On Dec 2, 11:42*am, Glenn Knickerbocker wrote:
On 12/02/2010 01:09 PM, oriel36 wrote:
There are only two motions involved,intrinsic rotation which causes
the day/night cycle with no more than a full 365 rotations in a
year,given that daily rotation is independent of the orbital motion of
the Earth.
Is it? *Given 365 of those daily rotations in a 365-day calendar year,
are the ones in January when the orbital motion is fastest really no
longer than the ones in July when it's slowest?
Oh, my. Much later in this thread, rec.arts.sf.written got added to
the crossposting. I had no idea that the distinguished Oriel36 was a
participant in the thread earlier.
In fact, as the Earth orbits the Sun in approximately 365 1/4 days,
the rotations of the Earth proceed at a completely uniform pace. The
Earth's orbital revolution around the Sun speeds up and slows down,
because when the Earth is closer to the Sun, its loss of potential
energy is balanced by an increase of kinetic energy of orbital motion.

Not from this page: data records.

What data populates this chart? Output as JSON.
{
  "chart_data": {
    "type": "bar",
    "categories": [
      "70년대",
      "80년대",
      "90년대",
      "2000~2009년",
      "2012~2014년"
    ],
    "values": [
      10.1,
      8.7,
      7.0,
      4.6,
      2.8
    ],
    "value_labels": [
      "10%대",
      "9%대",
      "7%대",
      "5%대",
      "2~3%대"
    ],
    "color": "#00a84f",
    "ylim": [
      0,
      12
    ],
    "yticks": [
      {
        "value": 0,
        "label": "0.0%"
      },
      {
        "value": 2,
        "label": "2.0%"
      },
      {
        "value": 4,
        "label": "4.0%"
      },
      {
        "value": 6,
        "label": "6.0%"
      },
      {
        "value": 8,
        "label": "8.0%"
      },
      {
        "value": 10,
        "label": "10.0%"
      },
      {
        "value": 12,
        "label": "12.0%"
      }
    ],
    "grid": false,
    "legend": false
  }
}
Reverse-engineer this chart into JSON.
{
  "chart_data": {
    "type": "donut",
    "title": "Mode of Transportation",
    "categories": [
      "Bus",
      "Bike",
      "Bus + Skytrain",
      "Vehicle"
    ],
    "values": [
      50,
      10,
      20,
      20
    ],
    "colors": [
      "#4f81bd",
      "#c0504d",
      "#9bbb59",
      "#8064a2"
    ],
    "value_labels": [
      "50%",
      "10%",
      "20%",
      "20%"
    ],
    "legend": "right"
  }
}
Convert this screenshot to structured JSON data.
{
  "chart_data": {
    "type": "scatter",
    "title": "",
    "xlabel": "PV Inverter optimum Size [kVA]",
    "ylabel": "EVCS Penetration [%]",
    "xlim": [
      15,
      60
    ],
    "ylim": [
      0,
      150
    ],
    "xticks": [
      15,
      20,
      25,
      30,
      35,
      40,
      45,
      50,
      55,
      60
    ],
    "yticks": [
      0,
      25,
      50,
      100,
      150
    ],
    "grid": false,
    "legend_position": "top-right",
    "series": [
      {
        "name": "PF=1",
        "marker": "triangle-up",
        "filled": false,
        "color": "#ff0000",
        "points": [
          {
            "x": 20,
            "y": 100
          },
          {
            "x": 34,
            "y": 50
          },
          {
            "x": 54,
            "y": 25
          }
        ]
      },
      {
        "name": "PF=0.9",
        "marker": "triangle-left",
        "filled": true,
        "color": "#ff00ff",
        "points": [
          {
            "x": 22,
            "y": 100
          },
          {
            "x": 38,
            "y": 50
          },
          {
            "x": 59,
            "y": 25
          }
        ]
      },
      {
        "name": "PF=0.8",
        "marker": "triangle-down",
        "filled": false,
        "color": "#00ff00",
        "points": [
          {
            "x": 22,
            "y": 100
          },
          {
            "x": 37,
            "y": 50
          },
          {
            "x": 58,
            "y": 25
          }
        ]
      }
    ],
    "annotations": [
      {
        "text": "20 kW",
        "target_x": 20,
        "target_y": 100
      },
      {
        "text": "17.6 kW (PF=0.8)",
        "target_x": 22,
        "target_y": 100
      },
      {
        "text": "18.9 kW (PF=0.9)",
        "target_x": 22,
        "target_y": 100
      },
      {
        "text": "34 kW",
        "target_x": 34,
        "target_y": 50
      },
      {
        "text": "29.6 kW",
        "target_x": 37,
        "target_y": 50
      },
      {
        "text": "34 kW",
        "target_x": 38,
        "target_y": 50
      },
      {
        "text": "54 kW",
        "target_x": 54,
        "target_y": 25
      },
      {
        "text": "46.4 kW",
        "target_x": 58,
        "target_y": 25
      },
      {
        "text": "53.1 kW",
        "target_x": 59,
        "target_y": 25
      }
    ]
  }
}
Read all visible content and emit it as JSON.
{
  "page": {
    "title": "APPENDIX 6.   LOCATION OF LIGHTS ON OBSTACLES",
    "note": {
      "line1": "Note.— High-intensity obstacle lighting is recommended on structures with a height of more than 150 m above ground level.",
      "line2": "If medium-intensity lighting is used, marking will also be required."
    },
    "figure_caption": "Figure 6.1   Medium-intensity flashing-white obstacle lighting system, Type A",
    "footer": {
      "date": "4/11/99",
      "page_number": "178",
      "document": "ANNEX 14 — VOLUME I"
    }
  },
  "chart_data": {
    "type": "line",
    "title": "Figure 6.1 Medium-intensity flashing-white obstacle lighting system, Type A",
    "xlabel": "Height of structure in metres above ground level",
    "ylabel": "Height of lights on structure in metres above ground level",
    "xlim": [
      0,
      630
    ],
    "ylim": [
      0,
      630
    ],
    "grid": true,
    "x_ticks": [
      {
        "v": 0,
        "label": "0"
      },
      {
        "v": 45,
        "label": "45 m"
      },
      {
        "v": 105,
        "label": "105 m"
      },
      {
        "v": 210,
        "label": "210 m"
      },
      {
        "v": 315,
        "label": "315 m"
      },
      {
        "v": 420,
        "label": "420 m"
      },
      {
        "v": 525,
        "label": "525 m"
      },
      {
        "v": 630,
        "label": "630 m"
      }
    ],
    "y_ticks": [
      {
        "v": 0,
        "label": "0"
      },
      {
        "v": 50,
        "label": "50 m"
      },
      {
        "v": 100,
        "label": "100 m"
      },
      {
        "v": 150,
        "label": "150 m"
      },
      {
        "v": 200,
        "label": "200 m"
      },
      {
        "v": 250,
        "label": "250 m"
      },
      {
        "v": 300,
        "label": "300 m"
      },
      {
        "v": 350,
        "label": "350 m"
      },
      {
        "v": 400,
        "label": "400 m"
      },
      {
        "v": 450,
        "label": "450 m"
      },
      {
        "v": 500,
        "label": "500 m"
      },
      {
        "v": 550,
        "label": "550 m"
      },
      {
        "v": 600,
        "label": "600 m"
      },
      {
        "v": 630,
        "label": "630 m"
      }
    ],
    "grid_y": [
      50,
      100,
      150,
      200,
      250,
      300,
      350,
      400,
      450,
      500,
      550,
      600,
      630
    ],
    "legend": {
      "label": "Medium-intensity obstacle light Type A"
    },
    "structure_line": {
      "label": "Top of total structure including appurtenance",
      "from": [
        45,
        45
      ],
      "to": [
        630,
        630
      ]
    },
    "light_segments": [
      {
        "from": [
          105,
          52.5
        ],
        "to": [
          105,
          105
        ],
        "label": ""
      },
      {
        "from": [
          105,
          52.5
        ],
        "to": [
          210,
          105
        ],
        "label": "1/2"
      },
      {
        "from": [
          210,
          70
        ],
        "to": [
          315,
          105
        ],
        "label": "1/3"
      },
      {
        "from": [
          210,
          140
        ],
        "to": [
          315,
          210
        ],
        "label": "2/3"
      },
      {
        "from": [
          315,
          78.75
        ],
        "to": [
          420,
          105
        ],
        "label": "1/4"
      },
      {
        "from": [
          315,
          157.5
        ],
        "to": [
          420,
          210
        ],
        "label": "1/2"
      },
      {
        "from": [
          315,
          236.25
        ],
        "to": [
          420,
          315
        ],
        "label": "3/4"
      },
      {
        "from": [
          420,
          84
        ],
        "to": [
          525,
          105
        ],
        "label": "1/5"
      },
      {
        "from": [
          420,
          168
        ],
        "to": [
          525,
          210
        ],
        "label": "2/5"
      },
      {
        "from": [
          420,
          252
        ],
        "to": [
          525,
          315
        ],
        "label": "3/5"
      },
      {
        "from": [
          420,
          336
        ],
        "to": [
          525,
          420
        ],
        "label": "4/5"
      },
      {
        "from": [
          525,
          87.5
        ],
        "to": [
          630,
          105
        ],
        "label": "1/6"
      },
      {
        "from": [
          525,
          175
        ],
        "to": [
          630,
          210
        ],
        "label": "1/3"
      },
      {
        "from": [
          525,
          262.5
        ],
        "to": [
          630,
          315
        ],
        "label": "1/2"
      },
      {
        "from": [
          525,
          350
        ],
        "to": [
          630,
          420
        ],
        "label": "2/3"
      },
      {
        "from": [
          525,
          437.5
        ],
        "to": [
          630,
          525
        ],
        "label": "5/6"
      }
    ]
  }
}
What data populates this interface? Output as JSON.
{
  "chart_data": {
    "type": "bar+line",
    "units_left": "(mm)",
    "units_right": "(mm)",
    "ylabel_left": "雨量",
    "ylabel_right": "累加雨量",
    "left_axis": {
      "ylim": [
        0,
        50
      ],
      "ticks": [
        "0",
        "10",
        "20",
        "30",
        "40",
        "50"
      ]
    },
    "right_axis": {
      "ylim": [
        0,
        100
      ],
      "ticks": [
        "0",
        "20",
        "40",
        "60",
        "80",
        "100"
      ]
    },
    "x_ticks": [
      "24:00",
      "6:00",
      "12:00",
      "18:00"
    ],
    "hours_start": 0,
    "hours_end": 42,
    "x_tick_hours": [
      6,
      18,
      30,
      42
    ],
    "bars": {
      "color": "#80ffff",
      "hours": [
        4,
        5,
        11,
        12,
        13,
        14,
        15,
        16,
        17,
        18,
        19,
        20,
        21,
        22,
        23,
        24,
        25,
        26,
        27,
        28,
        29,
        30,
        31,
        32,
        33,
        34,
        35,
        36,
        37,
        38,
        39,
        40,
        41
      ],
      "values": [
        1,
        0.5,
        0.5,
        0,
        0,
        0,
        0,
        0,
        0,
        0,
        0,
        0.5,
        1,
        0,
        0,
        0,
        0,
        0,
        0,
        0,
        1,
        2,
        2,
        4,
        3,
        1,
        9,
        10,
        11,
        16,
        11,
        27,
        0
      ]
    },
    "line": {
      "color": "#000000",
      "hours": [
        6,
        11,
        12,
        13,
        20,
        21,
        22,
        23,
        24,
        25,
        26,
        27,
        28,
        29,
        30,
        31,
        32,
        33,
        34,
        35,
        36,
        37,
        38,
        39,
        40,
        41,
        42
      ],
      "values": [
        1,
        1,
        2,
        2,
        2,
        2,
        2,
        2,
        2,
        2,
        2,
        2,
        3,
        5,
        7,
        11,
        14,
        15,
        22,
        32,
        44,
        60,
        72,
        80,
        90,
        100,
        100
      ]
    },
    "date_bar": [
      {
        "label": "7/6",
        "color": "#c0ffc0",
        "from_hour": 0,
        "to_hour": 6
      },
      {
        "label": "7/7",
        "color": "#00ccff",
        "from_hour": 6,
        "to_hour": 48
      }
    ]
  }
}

But the Earth's rotation is unaffected. The stars will move through
the night sky so as to return to their previous positions after 23
hours, 56 minutes, and 4 seconds at any time of the year. The Earth is
a big heavy ball of rock, and so making it speed up or slow down would
require prodigious amounts of energy, and somewhere to which to
transfer the angular momentum involved.
Now, though, the Earth's orbital motion _will_ lead (along with the
inclination of the Earth's axis to the Ecliptic, in a way too
complicated to explain here, but there is an explanation at
http://www.quadibloc.com/science/eot.htm
on my very own web page if you're interested) to something known as
the Equation of Time, which means that you have to correct your
sundial by up to 15 minutes if you want to set your watch by it.